Every time the nurses or doctors came into my daughter’s hospital room, they shuffled through her chart, puzzled.

“Did they forget to mark her oxycodone, her painkillers?” they would ask.

“She hasn’t taken any. She’s doing fine with the ibuprofen,” I would confirm.

“Are you sure? That doesn’t seem right.”

Yet it was perfect. In the days following major bone surgery, my then 15-year-old daughter, Chiara — who gave me permission to share her story — only took one oxycodone pill. Knowing that 6-10% of patients post-surgery end up on long-term use of opioid painkillers, we wanted to stay as far away as possible from an addiction epidemic that is all too real in America. And with the help of an empowering self-managed program, we succeeded. So if you or someone you know ever faces a planned surgery (especially during the time of Covid), tuck away this post, because what you’ll learn could be of measurable and immeasurable help.

Chiara’s Story

In June of 2018, my daughter underwent surgery. A major one. Her left femur was sawed in two, straightened with a piece of cadaver bone, and fused together with a titanium plate. We had been through the ordeal once before with her right leg 18 months earlier. And while I wouldn’t call it “easy” or “routine”, my daughter came through with relative ease, each day better than the day before. Her story is a shining and powerful example of how we can access the power of our thinking to help heal ourselves and each other.

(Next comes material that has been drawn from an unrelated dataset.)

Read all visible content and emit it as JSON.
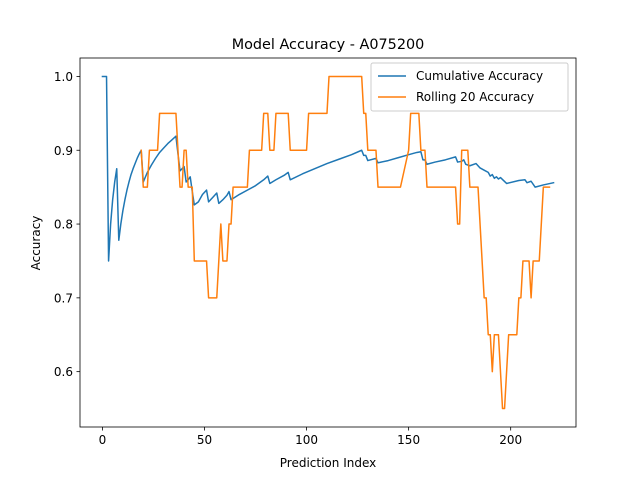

Chiara was born with a rare disease (XLH) that led to soft bones. It wasn’t diagnosed until she was two-and-a-half, and by then she was bow-legged. Thankfully, this didn’t harm her other than making her an awkward, if non-existent athlete. And it meant she (we) had to stay on top of her medicine doses 5-times-a-day and monitor everything closely with her doctors. Despite the medicines, once she stopped growing she’d still need surgery to straighten her legs.